DROPSHIPPING: Tout ce que tu dois savoir AVANT de commencer (GUIDE ULTIME DEBUTANTS)

Comment Créer Votre Site de Vente en Ligne ?

Vous avez principalement trois options pour créer votre site de vente en ligne. Celle que vous choisirez dépendra essentiellement de vos connaissances en développement web, de votre budget et du temps que vous êtes prêt à consacrer à ce projet.

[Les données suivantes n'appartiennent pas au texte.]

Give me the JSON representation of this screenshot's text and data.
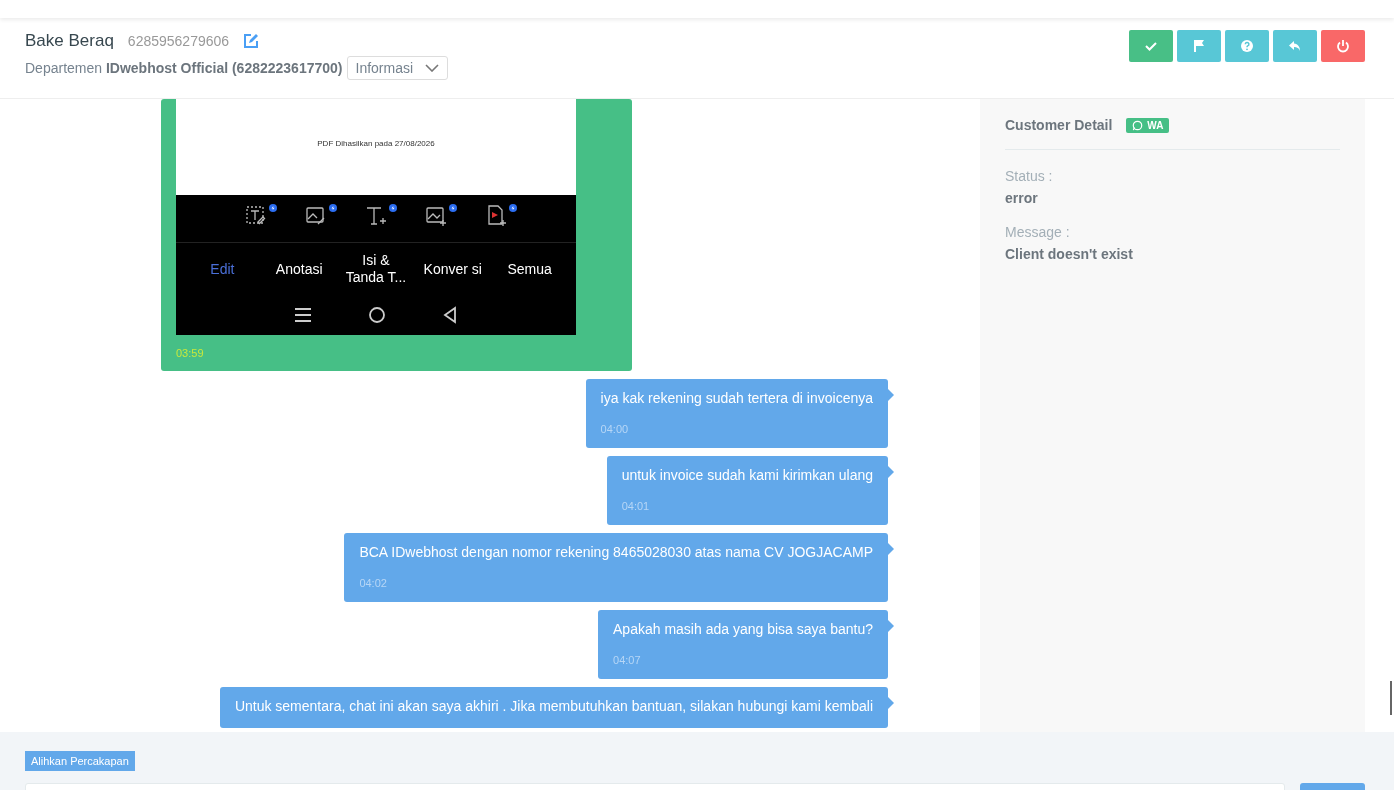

1 - Créer son site de e-commerce de A à Z

Si vous en avez les compétences, vous pouvez développer votre site de vente en ligne vous-même. Vous pourrez ainsi avoir une liberté totale et personnaliser votre boutique en ligne comme bon vous semble. Pour vous faciliter la tâche, vous pouvez aussi vous tourner vers un système de gestion de contenu (CMS) libre ou open source. La tâche sera alors moins longue et vous n’aurez plus qu’à le modifier pour le mettre en forme comme vous le souhaitez.

Vous souhaitez personnaliser votre site de vente en ligne mais vous n’avez pas les compétences pour le faire vous-même ? Vous pouvez aussi en déléguer la création à un développeur web indépendant ! Cette solution étant plus coûteuse, pensez à demander un devis avant de vous lancer !

2 - Utiliser une plateforme de e-commerce clé en main

Une autre solution est de passer par un site « clé en main » comme Shopify ou Wix. Dans ce cas-là, votre boutique en ligne est hébergée directement sur la plateforme du prestataire. Vous pouvez choisir un modèle qui vous plaît et le personnaliser en fonction de vos préférences.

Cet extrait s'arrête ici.